People like to give each other gifts -- for birthdays and holidays and thank yous, and sometimes just because. The thing is, it's not always easy to come up with a good gift idea. So people will find a theme and latch onto that, and run it into the ground.

I have a sister who likes wolves, so when we can't think of anything else to get her, we get her something with a picture of a wolf on it -- a shirt, an afghan, whatever. I have a brother-in-law who liked ducks, so for awhile everyone was giving him duck-themed presents (until he asked us all to please stop).

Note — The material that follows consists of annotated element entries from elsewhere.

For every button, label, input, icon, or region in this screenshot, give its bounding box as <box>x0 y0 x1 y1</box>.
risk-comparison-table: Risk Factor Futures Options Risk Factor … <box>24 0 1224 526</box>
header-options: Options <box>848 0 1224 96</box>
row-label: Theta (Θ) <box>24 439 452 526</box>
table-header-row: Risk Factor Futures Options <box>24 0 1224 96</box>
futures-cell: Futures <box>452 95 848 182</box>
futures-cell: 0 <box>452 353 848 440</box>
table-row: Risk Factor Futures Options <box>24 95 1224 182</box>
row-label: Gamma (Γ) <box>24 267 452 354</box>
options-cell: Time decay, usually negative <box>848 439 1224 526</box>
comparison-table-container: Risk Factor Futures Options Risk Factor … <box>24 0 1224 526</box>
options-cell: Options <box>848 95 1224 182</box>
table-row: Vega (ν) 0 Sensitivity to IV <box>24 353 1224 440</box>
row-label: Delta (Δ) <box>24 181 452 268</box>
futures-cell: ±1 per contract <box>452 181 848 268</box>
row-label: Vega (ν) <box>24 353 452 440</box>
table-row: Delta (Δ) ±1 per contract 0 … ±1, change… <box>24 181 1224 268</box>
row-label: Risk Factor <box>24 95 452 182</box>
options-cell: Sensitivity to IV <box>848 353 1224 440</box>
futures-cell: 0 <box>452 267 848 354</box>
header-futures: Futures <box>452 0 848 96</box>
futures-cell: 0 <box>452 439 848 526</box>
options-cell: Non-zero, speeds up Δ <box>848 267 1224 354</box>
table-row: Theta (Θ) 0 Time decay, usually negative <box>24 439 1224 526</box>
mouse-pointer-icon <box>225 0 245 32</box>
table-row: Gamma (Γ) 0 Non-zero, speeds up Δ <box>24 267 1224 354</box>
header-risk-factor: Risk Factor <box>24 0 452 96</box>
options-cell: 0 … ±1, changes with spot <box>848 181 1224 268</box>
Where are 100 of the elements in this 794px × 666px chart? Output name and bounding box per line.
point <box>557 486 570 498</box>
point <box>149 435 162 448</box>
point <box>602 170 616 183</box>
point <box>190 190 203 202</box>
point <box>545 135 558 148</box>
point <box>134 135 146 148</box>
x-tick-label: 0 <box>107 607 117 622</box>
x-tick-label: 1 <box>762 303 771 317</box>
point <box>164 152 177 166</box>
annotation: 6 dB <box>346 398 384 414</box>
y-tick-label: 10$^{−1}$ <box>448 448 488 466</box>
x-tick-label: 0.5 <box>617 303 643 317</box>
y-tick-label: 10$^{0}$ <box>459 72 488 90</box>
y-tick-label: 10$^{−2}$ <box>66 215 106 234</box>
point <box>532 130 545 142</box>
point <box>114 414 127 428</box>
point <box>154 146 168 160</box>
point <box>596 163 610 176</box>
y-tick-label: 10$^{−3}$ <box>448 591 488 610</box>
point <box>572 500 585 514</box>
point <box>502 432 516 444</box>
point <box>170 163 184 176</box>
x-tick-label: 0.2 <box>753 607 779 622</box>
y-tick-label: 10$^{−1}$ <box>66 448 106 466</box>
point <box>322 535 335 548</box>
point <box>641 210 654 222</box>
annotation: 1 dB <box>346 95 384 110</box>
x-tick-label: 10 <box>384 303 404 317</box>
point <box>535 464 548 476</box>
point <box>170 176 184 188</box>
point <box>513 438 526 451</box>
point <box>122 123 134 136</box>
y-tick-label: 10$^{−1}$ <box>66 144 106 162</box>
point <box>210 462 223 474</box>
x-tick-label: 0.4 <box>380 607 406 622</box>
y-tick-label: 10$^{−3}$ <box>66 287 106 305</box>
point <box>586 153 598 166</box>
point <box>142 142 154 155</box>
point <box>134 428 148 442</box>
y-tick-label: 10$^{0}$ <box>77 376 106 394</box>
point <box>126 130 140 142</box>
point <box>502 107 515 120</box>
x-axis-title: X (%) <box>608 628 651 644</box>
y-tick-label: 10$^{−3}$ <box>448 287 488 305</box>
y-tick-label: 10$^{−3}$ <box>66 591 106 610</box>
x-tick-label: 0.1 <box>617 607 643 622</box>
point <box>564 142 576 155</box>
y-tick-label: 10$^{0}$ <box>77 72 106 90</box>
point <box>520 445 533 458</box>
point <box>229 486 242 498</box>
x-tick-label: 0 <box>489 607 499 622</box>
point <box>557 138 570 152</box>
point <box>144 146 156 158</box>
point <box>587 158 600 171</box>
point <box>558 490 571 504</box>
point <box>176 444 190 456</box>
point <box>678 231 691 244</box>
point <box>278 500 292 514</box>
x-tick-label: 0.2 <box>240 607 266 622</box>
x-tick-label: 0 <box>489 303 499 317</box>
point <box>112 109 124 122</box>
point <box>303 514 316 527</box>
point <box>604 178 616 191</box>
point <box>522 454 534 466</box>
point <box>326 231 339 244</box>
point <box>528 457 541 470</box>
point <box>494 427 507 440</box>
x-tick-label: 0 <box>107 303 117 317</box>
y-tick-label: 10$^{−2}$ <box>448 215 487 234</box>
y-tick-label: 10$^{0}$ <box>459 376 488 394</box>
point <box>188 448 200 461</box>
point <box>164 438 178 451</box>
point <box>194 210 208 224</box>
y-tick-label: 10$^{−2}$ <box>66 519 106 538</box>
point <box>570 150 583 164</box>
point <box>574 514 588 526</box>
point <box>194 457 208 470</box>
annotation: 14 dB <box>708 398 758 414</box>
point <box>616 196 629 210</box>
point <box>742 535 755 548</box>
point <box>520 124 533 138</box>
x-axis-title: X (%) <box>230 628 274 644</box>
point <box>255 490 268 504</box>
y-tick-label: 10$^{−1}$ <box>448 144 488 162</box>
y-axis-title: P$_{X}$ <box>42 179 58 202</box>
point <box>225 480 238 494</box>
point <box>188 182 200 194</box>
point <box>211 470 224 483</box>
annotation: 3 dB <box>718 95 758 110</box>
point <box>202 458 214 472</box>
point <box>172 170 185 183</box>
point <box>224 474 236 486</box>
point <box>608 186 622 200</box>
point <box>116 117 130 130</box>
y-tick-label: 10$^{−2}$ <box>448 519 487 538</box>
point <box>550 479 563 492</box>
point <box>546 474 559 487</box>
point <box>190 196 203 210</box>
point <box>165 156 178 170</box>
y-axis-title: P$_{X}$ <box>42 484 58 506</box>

I'm a writer, so I get a lot of pens -- which is nice, but I hardly ever use pens; I learned to type before I hit my teens and do all my writing with a keyboard.

And I write fantasy, especially stories with dragons in them, so I started getting dragons. All kinds of dragons. Ivory dragons, brass dragons, paper dragons, plastic dragons, hand-carved wooden dragons, Lego dragons, Welsh dragons, Chinese dragons.

I'm fine with this, actually, because I really do like dragons, but one year apparently I was being particularly hard to shop for, and I got about half a dozen dragons at once. It was a bit challenging figuring out where to put them all. And when I had found them all places, and looked around, I found myself thinking that if this went on for a few years it could easily get out of hand -- there wouldn't be room in the house for anything but dragons. I might become a dragon hoarder, the fantasy equivalent of a crazy cat lady...

That was the start of the story. I combined that with a character from Thurber and an image from Sturgeon, and there it was.

And just about then I was invited to submit a story to The Ultimate Dragon, so I finished up "The Man Who Loved Dragons" and sent them that. The editor at Byron Preiss Visual Productions, who was packaging the anthology, accepted it, and I thought that was that.

But then, when the book was delivered to the actual publisher (Dell, I think), the in-house editor didn't like my story and asked BPVP to find a replacement. The fine folks at BPVP called and asked if I maybe had another dragon story handy.

I did, and I sent it to them, and that story, "Sirinita's Dragon," is what wound up in the book. "The Man Who Loved Dragons" was homeless.

I wasn't in any great hurry to do anything with it; I had sold plenty of short fiction by then, and having a few stories stashed away for emergencies didn't bother me. So I put it aside.

And then a few years later, FoxAcre agreed to publish a new edition of my short story collection Crosstime Traffic. To make it more marketable, it was suggested I should add a previously-unpublished bonus story.

I looked in my stash, and chose "The Man Who Loved Dragons."

And there it is. Hasn't been reprinted anywhere; that's its only appearance.